Foley has long been aware of food’s power to connect generations and cultures. He remembers standing on a footstool when he was young, watching his grandmother as she cooked. He remembers sharing a homemade deep dish pizza with a Navy member he didn’t know well in a submarine thousands of feet below the sea. He remembers a friend’s grandmother in China handing him a plate of dumplings and squeezing his shoulder when he felt alone during an overseas stint.

“I decided to hyper-focus on the culinary industry so that we can take a veteran from zero knowledge to business ownership,” he says. “I want them to be able to start a business with a safety net.”

Foley started with a food truck as his training ground. He designed a curriculum to help veterans and their spouses gain business and culinary training by running their own food trucks. He pitched the idea at the Georgetown Entrepreneurship Challenge and came in first for Georgetown Law.

Using resources from the law school, he launched ChowCorp in 2020. It provides cooking therapy, cookware donations, culinary education, and business advice for aspiring food truck or restaurant owners. Three months after he launched, the COVID-19 pandemic hit. Foley switched his model to partnering with veteran-owned businesses to fund cooking free meals on his food trucks for those who needed them. Eventually, he pivoted back to his original model.

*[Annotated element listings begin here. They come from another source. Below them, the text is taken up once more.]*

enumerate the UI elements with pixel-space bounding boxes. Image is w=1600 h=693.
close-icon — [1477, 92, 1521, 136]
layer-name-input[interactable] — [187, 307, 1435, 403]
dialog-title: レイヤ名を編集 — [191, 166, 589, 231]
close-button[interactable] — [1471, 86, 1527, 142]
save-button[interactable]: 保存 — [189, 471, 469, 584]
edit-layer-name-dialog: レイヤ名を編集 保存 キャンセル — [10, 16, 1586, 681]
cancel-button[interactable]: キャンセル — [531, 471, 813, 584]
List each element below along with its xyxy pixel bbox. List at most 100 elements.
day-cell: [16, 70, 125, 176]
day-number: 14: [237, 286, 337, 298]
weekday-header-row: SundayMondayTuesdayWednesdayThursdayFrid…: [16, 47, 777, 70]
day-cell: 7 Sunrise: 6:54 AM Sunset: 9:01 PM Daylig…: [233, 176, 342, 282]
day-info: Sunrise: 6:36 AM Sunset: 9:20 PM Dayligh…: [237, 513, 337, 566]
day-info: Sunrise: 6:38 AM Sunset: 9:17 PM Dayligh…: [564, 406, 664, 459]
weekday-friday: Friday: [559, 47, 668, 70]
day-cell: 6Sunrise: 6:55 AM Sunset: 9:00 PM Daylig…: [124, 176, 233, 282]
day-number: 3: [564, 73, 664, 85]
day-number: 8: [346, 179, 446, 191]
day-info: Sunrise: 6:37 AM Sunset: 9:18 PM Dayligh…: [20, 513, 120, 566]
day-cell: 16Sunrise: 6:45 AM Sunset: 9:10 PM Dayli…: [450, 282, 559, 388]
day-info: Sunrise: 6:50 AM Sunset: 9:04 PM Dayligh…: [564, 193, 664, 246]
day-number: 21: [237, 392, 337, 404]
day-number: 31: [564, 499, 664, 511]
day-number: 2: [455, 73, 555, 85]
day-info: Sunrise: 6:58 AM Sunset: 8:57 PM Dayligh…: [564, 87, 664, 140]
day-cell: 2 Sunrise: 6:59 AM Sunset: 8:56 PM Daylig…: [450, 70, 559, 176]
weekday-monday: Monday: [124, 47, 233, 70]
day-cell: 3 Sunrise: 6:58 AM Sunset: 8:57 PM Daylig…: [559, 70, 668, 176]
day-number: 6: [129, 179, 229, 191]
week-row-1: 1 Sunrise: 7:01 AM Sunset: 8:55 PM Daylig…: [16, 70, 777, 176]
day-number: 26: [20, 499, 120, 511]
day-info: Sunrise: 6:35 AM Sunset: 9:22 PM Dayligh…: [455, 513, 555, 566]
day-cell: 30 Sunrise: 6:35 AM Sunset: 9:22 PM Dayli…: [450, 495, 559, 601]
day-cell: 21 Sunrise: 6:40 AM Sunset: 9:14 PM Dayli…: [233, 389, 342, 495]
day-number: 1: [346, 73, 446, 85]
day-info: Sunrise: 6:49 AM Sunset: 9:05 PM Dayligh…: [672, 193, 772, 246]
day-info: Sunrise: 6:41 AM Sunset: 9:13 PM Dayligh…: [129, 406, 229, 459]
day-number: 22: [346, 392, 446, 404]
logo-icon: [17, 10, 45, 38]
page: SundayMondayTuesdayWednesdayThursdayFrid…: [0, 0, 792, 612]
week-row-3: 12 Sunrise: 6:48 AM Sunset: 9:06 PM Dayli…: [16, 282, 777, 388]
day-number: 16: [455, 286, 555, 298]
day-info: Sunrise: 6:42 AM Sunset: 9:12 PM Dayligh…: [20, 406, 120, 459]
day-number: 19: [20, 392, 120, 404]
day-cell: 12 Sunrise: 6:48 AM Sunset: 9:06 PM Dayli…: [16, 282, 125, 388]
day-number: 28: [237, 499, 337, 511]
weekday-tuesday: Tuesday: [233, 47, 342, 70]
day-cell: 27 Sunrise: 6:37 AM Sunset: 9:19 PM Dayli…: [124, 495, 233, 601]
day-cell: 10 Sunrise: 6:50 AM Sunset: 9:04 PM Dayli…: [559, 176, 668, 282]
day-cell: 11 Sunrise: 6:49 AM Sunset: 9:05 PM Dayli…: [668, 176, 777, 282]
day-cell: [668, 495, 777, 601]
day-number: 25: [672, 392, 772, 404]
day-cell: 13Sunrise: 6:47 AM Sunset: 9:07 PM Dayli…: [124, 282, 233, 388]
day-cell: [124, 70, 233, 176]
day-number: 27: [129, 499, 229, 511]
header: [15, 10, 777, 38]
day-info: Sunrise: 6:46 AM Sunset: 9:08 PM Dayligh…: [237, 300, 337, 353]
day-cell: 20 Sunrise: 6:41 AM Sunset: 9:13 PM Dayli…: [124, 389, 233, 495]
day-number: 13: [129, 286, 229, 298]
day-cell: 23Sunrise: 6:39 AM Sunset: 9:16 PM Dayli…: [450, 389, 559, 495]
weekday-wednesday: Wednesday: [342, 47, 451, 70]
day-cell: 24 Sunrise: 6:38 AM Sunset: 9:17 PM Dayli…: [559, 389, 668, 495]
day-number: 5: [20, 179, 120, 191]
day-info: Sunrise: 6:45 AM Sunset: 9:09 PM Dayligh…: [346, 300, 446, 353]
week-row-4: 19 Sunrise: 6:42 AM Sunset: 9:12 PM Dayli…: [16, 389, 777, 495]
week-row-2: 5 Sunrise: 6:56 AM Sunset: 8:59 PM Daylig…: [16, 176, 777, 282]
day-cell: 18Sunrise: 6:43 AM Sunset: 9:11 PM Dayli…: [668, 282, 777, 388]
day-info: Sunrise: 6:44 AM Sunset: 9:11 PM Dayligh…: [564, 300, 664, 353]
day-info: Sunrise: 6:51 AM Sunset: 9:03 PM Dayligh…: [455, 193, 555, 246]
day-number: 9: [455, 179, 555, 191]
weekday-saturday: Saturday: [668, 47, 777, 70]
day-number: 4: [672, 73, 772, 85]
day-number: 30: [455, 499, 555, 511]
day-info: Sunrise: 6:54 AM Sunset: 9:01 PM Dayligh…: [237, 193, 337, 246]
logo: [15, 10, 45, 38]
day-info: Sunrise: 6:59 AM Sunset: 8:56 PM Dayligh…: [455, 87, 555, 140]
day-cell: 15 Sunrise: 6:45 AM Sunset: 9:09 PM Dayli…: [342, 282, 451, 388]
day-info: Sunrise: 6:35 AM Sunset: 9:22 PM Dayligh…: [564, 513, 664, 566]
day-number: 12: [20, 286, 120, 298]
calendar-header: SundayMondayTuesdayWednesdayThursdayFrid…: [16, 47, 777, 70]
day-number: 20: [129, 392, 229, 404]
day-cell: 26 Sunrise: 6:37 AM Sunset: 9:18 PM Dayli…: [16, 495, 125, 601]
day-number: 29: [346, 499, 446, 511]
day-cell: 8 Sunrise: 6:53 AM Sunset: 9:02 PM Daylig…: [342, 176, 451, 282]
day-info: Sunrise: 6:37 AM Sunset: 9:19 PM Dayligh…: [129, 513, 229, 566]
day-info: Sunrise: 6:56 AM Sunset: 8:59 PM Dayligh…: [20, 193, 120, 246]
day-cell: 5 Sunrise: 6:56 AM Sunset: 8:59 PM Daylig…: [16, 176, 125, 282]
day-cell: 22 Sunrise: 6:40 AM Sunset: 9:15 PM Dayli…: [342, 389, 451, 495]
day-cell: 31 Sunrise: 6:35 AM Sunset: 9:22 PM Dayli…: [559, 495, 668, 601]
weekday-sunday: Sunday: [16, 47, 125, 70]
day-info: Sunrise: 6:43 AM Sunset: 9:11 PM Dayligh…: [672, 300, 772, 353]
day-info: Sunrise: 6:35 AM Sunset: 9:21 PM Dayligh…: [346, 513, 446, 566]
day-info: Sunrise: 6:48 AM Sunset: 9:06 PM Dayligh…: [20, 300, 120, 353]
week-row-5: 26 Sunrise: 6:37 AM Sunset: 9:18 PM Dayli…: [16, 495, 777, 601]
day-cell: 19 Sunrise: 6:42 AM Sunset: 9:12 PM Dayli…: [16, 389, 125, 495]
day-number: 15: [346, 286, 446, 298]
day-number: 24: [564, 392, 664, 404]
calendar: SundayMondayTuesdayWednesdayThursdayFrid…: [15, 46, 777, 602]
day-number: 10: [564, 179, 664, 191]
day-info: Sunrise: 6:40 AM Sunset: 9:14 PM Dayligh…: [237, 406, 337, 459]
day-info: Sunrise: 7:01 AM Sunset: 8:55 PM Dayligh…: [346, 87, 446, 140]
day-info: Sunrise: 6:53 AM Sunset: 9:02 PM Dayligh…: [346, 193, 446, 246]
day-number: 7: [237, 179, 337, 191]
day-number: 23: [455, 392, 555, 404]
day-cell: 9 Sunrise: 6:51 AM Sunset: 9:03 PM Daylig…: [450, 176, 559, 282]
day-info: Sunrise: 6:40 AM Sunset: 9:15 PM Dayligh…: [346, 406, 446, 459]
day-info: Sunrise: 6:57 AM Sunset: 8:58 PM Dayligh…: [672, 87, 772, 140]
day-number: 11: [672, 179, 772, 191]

ChowCorp has since graduated four participants from its Food Truck Training Program in Annapolis, Maryland. Foley’s next cohort will involve 15 participants working in food trucks in California, New Jersey, and Maryland. He hopes to continue expand- ing his program and partnerships.

Foley runs ChowCorp at night after his day job as a Navy attorney. He doesn’t consider himself an entrepreneur. Instead, he says, helping veterans like his friend is what drives him.

“It gets back to being a person for others,” he says. “I can’t put monetary value on it. I do this for my friend. I do this for veterans. If nobody is fighting for these people trying to start their own businesses, who better than us to fight for their success.”